1. Aug 5, 2014

### OceanSpring

Can someone explain this for me.

sqrt x^2 = x

(sqrt x)^2 = x

Yet sqrt -1^2 = |x| = -(-1) = 1

(sqrt -1)^2 = (sqrt -1)(sqrt -1) = -1

2. Aug 5, 2014

### Staff: Mentor

This topic gets discussed many times here in the past. The confusion centers on the sqrt(x^2) producing a positive root x and a negative root -x. The square root of a negative number is not defined if we deal strictly with Real numbers instead we must extend the definition to complex numbers where i^2 = -1. In that case, sqrt(-1) is either i or -i.

This may help:

3. Aug 5, 2014

### OceanSpring

I know about imaginary numbers but I don't think they apply here. Most texts I've looked at say the square root of a radicand squared is equal to the square of the radical. Yet, when you take the square root of negative number squared you get the positive root and when you square the square root of a negative number you get the negative number. I hope this makes sense, if I could write this out in symbolic form I'm sure it would be clearer.

4. Aug 5, 2014

### Staff: Mentor

Given radicand x then you're saying: (sqrt(x))^2 = x

so if x=4 then the statement would be either (sqrt(4))^2 = (2)^2 = 4 or (sqrt(4))^2 = (-2)^2 = 4 right?
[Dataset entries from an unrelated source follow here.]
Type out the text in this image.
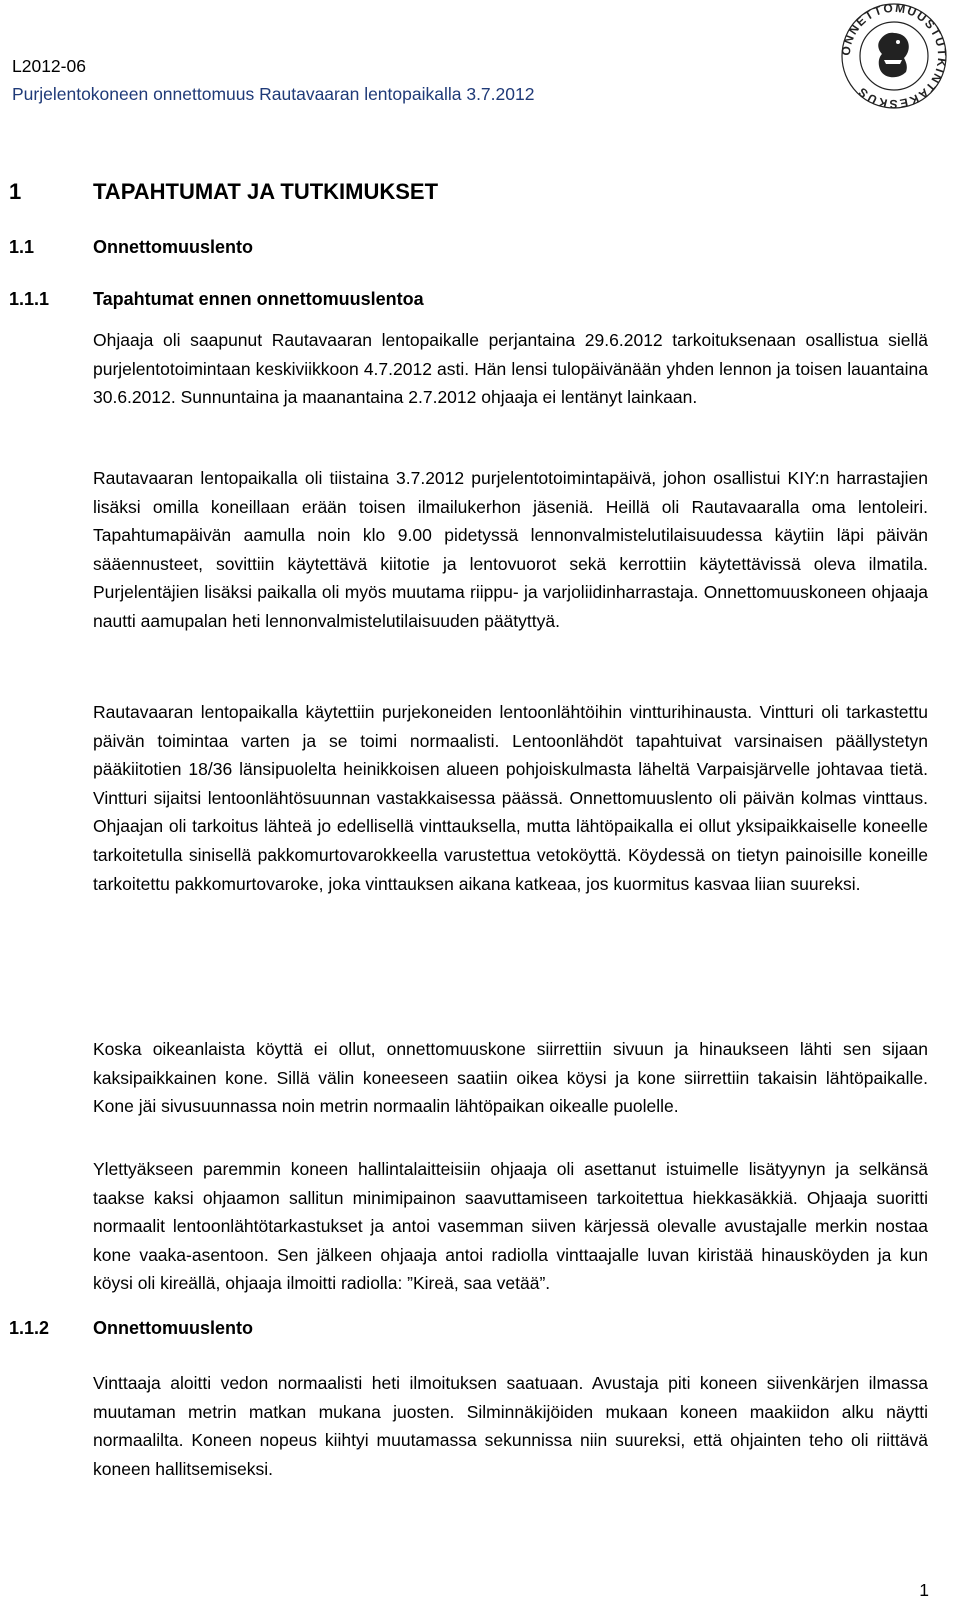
L2012-06
Purjelentokoneen onnettomuus Rautavaaran lentopaikalla 3.7.2012
ONNETTOMUUSTUTKINTAKESKUS
1	TAPAHTUMAT JA TUTKIMUKSET
1.1	Onnettomuuslento
1.1.1 Tapahtumat ennen onnettomuuslentoa

Ohjaaja oli saapunut Rautavaaran lentopaikalle perjantaina 29.6.2012 tarkoituksenaan osallistua siellä purjelentotoimintaan keskiviikkoon 4.7.2012 asti. Hän lensi tulopäivänään yhden lennon ja toisen lauantaina 30.6.2012. Sunnuntaina ja maanantaina 2.7.2012 ohjaaja ei lentänyt lainkaan.

Rautavaaran lentopaikalla oli tiistaina 3.7.2012 purjelentotoimintapäivä, johon osallistui KIY:n harrastajien lisäksi omilla koneillaan erään toisen ilmailukerhon jäseniä. Heillä oli Rautavaaralla oma lentoleiri. Tapahtumapäivän aamulla noin klo 9.00 pidetyssä lennonvalmistelutilaisuudessa käytiin läpi päivän sääennusteet, sovittiin käytettävä kiitotie ja lentovuorot sekä kerrottiin käytettävissä oleva ilmatila. Purjelentäjien lisäksi paikalla oli myös muutama riippu- ja varjoliidinharrastaja. Onnettomuuskoneen ohjaaja nautti aamupalan heti lennonvalmistelutilaisuuden päätyttyä.

Rautavaaran lentopaikalla käytettiin purjekoneiden lentoonlähtöihin vintturihinausta. Vintturi oli tarkastettu päivän toimintaa varten ja se toimi normaalisti. Lentoonlähdöt tapahtuivat varsinaisen päällystetyn pääkiitotien 18/36 länsipuolelta heinikkoisen alueen pohjoiskulmasta läheltä Varpaisjärvelle johtavaa tietä. Vintturi sijaitsi lentoonlähtösuunnan vastakkaisessa päässä. Onnettomuuslento oli päivän kolmas vinttaus. Ohjaajan oli tarkoitus lähteä jo edellisellä vinttauksella, mutta lähtöpaikalla ei ollut yksipaikkaiselle koneelle tarkoitetulla sinisellä pakkomurtovarokkeella varustettua vetoköyttä. Köydessä on tietyn painoisille koneille tarkoitettu pakkomurtovaroke, joka vinttauksen aikana katkeaa, jos kuormitus kasvaa liian suureksi.

Koska oikeanlaista köyttä ei ollut, onnettomuuskone siirrettiin sivuun ja hinaukseen lähti sen sijaan kaksipaikkainen kone. Sillä välin koneeseen saatiin oikea köysi ja kone siirrettiin takaisin lähtöpaikalle. Kone jäi sivusuunnassa noin metrin normaalin lähtöpaikan oikealle puolelle.

Ylettyäkseen paremmin koneen hallintalaitteisiin ohjaaja oli asettanut istuimelle lisätyynyn ja selkänsä taakse kaksi ohjaamon sallitun minimipainon saavuttamiseen tarkoitettua hiekkasäkkiä. Ohjaaja suoritti normaalit lentoonlähtötarkastukset ja antoi vasemman siiven kärjessä olevalle avustajalle merkin nostaa kone vaaka-asentoon. Sen jälkeen ohjaaja antoi radiolla vinttaajalle luvan kiristää hinausköyden ja kun köysi oli kireällä, ohjaaja ilmoitti radiolla: ”Kireä, saa vetää”.

1.1.2 Onnettomuuslento

Vinttaaja aloitti vedon normaalisti heti ilmoituksen saatuaan. Avustaja piti koneen siivenkärjen ilmassa muutaman metrin matkan mukana juosten. Silminnäkijöiden mukaan koneen maakiidon alku näytti normaalilta. Koneen nopeus kiihtyi muutamassa sekunnissa niin suureksi, että ohjainten teho oli riittävä koneen hallitsemiseksi.

1
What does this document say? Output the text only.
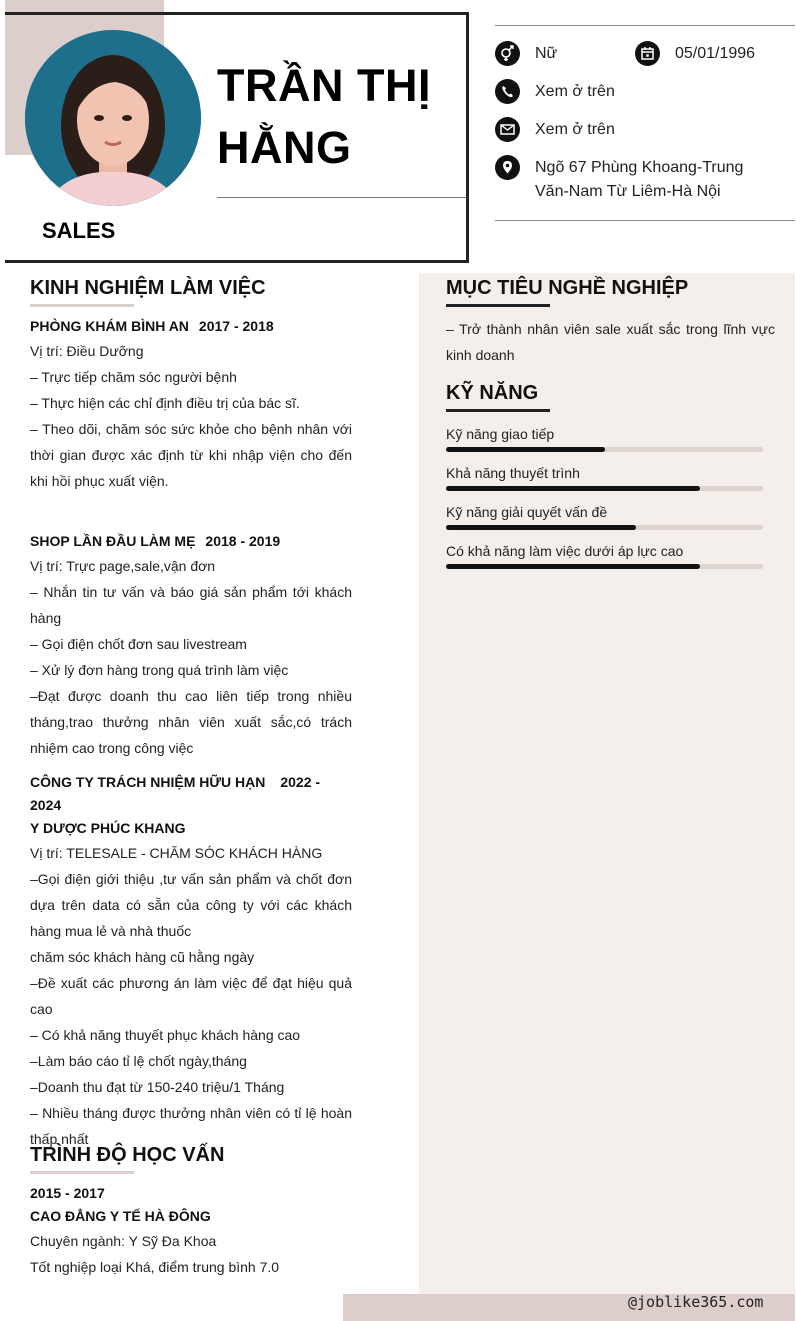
TRẦN THỊ HẰNG
SALES
Nữ	05/01/1996
Xem ở trên
Xem ở trên
Ngõ 67 Phùng Khoang-Trung Văn-Nam Từ Liêm-Hà Nội
KINH NGHIỆM LÀM VIỆC
PHÒNG KHÁM BÌNH AN 2017 - 2018

Vị trí: Điều Dưỡng

– Trực tiếp chăm sóc người bệnh

– Thực hiện các chỉ định điều trị của bác sĩ.

– Theo dõi, chăm sóc sức khỏe cho bệnh nhân với thời gian được xác định từ khi nhập viện cho đến khi hồi phục xuất viện.

SHOP LẦN ĐẦU LÀM MẸ 2018 - 2019

Vị trí: Trực page,sale,vận đơn

– Nhắn tin tư vấn và báo giá sản phẩm tới khách hàng

– Gọi điện chốt đơn sau livestream

– Xử lý đơn hàng trong quá trình làm việc

–Đạt được doanh thu cao liên tiếp trong nhiều tháng,trao thưởng nhân viên xuất sắc,có trách nhiệm cao trong công việc

CÔNG TY TRÁCH NHIỆM HỮU HẠN 2022 - 2024
Y DƯỢC PHÚC KHANG

Vị trí: TELESALE - CHĂM SÓC KHÁCH HÀNG

–Gọi điện giới thiệu ,tư vấn sản phẩm và chốt đơn dựa trên data có sẵn của công ty với các khách hàng mua lẻ và nhà thuốc

chăm sóc khách hàng cũ hằng ngày

–Đề xuất các phương án làm việc để đạt hiệu quả cao

– Có khả năng thuyết phục khách hàng cao

–Làm báo cáo tỉ lệ chốt ngày,tháng

–Doanh thu đạt từ 150-240 triệu/1 Tháng

– Nhiều tháng được thưởng nhân viên có tỉ lệ hoàn thấp nhất

TRÌNH ĐỘ HỌC VẤN
2015 - 2017
CAO ĐẲNG Y TẾ HÀ ĐÔNG

Chuyên ngành: Y Sỹ Đa Khoa

Tốt nghiệp loại Khá, điểm trung bình 7.0

MỤC TIÊU NGHỀ NGHIỆP
– Trở thành nhân viên sale xuất sắc trong lĩnh vực kinh doanh
KỸ NĂNG
Kỹ năng giao tiếp
Khả năng thuyết trình
Kỹ năng giải quyết vấn đề
Có khả năng làm việc dưới áp lực cao
@joblike365.com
and if x = -4 then we get either:

(sqrt(-4))^2 = (2i)^2 = -4 or (sqrt(-4))^2 = (-2i)^2 = -4

so yes what you have said is true when complex numbers are used but when only real numbers are allows then
the expression sqrt(x) where x<0 is undefined and so the stmt (sqrt(x))^2 = x is not valid.

5. Aug 5, 2014

### Staff: Mentor

By convention, the square root of a positive number is positive, so $\sqrt{x^2} = x$ only when x ≥ 0. Most books show this identity: $\sqrt{x^2} = |x|$ to cover the case when x < 0.
If they do, I believe you are missing some "fine print" -- namely the condition that x is nonnegative.
Yes.
Yes, but in the intermediate step (the square root of a negative number) you have an imaginary number.